Author | Morgan Paixao
A common challenge I’ve seen with almost all of my clients in one form or another is not knowing how to handle sentimental items. These could be passed down heirlooms, china sets, paperwork from school, your kid’s artwork, the list goes on and on. Regardless of what it is, deciding to move a piece on is always a difficult decision.
As humans, we tend to collect things over time whether directly or indirectly (passed down through family, gifted, etc...) and assign meaning to them. We associate memories with a particular item and oftentimes are afraid that once something is let go, the memory will go along with it. This can be especially challenging when dealing with the death of a loved one. How do we reconcile this? How do we keep these memories close to our hearts, while preventing our homes from becoming storage units of the past?
How did the item get here in the first place?
Ask yourself - did you bring this item into your home specifically, was it given as a gift, or sent your way when cleaning out a loved one’s home after they had passed? This distinction is very important! Chances are if you were the one bringing this item in and did so intentionally, it’s one you do cherish and aren’t even considering discarding (like the above framed photo of my grandmother!). Think about an item that falls into this category - how different are your feelings towards it compared to the one you are having trouble parting with? Perhaps there’s a sense of guilt with the latter, a feeling that you should keep it and with that, you not only have the physical burden of an item, but an emotional one too.
Discarding as a process
Think about discarding these items as a process. I believe that when we are faced with making decisions about emotionally charged pieces all at once, we become overwhelmed easily and can become paralyzed in the process. Then, nothing moves forward and the process comes to a halt; feeling defeated we give up entirely. So give yourself some grace and view this as a work-in-progress that will take time, but will get easier as it moves along.

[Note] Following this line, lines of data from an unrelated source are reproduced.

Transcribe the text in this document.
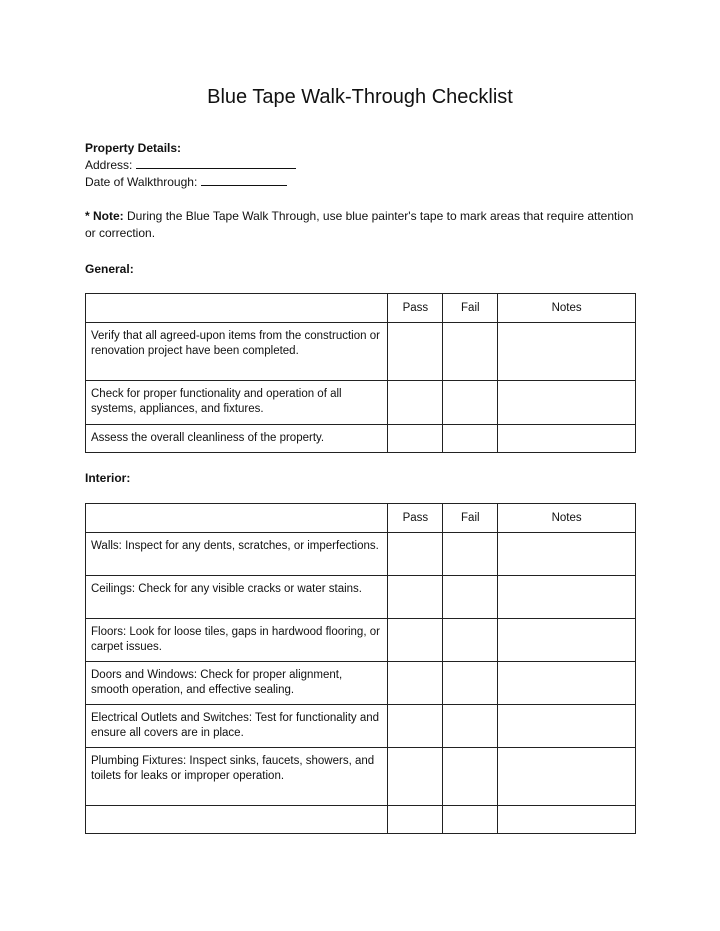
Blue Tape Walk-Through Checklist
Property Details:
Address:
Date of Walkthrough:
* Note: During the Blue Tape Walk Through, use blue painter's tape to mark areas that require attention or correction.
General:
	Pass	Fail	Notes
Verify that all agreed-upon items from the construction or renovation project have been completed.			
Check for proper functionality and operation of all systems, appliances, and fixtures.			
Assess the overall cleanliness of the property.			
Interior:
	Pass	Fail	Notes
Walls: Inspect for any dents, scratches, or imperfections.			
Ceilings: Check for any visible cracks or water stains.			
Floors: Look for loose tiles, gaps in hardwood flooring, or carpet issues.			
Doors and Windows: Check for proper alignment, smooth operation, and effective sealing.			
Electrical Outlets and Switches: Test for functionality and ensure all covers are in place.			
Plumbing Fixtures: Inspect sinks, faucets, showers, and toilets for leaks or improper operation.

I always recommend to my clients to start with ‘the easy stuff’, arguable items in this category are not so easy given the nature of them. So within the boundaries of sentimental items, think about what could be the simplest of decisions to make. For example, say you are going through a box of old papers from graduate school, among them are notes, short papers and the culminating research paper that concluded your studies. You can ditch the lesser important pieces and save that paper you worked months and years toward (and yes, it’s OKAY to have a hard copy)! Another example could be a large piece of furniture from a parent who has passed away. Let's imagine it’s a dining room table. You already have a dining room table, but this one held memories of growing up around it. Here’s where you ask yourself - do I want to replace the one I currently have for this one? Does it go with my home's aesthetic and style, and if it doesn’t - am I willing to overlook this because I am so in love with this table and what it represents? If it’s a resounding YES then absolutely keep the table! If it’s a no, perhaps there’s a photo of you and your family around it that you can frame and keep close by your own family’s table, reminding you of all those sweet memories without having to store the actual table in your basement or garage!
Some decisions aren’t so cut and dry, which is why leaving those until later in the process is best - once your decision-making muscle is thoroughly warmed up. This is the point of the process where you have to be very honest with yourself. It goes back to the idea of guilt associated with an item. You should never hold on to something based on the feeling that you should. So very simply ask yourself - do I feel good when I see or think about this item? The answer to that question does have a range and that could go from YES (keep/love it) to meh (make a decision based on logical criteria - space/style/etc…) to no, as in, it brings back a negative association or feelings of sadness/disappointment/etc…(discard or donate!). One thing to make note of here - if you are actively working through a period of grief, it’s best to leave these decisions until after some healing has occurred. During this stage, it’s all too easy for any and every item that belonged to a loved one to bring a wave of sadness when you see it.
Where does it go?
Once you’ve decided what what will go...where does it go? Here are some ideas:
Donate - Drop off at local thrift store or post to a buy nothing group
Antiques - Contact local antique shops and see if they will purchase key pieces
Post online - Facebook Marketplace, Ebay, Craigslist
Friend/family member - Okay this is a tricky one! Only reach out to someone who you genuinely think would LOVE whatever item you have in mind. Set a reminder for a date in the near future on your phone, if you haven’t seen or contacted that person when your reminder goes off, move the item to the donate pile! It can be so easy to let these things sit and sit and sit when you have someone in mind!
Okay now that you've done the difficult task of moving along those pieces that didn't truly speak to you, you can enjoy and fully appreciate the ones that do. I love that our home has several items from my grandparents' homes. They remind me of them, my family's history, and the idea that me and my husband are knitting together a story that becomes part of this larger tale. All of these items were intentionally kept and are celebrated in our home. I remember drinking ginger ale out of these daisy glasses almost every time I visited my grandparents as a kid and that memory, combined with my genuine love for these glasses brings so much joy to our space.